Par Bardibulle et Tac ou Tic (on ne sait jamais)
Première rencontre des Wallabric. Une équipe hétéroclite comme une salle de garde après minuit : du médical, de l’extra, du soignant, du cognant. Un ciment parfait pour monter un mur défensif. Un mur de BRIC. Une drôle de colle humaine faite pour bloquer les initiatives de nos castors dans leur préparation sportive et rugbystique. Au fait, il n’y a pas que la morue dans la vie il y a le rugby!

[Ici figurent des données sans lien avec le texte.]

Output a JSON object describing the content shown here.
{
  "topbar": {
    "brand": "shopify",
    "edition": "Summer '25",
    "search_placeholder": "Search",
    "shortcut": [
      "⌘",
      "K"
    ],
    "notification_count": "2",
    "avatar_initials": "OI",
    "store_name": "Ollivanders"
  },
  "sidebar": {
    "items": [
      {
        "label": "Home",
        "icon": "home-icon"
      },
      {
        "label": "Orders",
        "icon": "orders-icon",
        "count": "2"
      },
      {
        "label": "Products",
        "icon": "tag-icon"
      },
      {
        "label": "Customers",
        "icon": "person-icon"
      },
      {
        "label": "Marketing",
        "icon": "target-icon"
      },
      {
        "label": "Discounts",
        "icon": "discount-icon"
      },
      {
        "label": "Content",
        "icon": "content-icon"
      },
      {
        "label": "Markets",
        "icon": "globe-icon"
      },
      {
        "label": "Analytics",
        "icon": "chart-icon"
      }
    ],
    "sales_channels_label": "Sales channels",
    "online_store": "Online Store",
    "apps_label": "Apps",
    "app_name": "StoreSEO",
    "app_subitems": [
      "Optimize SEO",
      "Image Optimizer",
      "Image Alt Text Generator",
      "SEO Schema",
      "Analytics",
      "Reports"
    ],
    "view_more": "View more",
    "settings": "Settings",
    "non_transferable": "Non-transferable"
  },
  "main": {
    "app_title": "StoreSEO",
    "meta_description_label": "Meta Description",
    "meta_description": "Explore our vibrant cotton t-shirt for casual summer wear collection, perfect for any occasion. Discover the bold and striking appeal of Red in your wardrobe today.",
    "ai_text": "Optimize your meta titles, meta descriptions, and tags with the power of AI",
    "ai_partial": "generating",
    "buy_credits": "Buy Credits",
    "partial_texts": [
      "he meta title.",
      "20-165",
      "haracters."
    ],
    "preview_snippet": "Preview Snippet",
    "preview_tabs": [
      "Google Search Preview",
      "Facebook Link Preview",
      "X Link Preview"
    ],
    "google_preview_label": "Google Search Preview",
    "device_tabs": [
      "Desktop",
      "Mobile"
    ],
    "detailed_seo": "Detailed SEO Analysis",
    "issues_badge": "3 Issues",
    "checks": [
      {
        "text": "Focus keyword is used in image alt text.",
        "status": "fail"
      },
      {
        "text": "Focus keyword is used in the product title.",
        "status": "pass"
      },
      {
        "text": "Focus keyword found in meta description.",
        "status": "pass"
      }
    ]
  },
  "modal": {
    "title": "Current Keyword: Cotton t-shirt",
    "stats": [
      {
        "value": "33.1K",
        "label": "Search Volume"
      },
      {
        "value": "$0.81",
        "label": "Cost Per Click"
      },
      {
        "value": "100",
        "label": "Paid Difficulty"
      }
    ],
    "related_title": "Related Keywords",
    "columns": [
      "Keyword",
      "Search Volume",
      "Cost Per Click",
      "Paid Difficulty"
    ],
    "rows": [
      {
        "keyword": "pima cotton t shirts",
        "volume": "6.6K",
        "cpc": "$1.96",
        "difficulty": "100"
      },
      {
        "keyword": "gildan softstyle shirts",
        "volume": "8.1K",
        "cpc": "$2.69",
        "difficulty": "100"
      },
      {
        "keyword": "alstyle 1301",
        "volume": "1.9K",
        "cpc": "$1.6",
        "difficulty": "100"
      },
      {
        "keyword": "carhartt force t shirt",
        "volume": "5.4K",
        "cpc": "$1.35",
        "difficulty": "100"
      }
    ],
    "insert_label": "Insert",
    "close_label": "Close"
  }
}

Trois tiers-temps de vingt minutes. Format court pour organismes longs à chauffer. Mais dès les premières collisions, le jeu prit cette odeur particulière des matchs qui comptent. Le pourquoi tient du caractère de celui qui mène et de celui du groupe. Point de pareil comme adjuvant : la sueur, le synthétique chauffé par les crampons et le ploc sourd et lourd d’une fabrique dans l’impact. Le brin d’herbe armé donne de l’engagement à chaque ploc. Oui Mon Adjuvant ! Les castors dans la mêlée perdent le sens du grade point de râle, la tête est en bas, il faut que le mur d’en face tombe ! Rémi sur le bord propose de creuser un tunnel, ou de passer par-dessus. Bref, deux défenses en attaque ça use les souliers ! La défense cogne et se prête aux ecchymoses. Ils assomment et ils soignent. Principe fondamental de toute équipe de médecins en herbe.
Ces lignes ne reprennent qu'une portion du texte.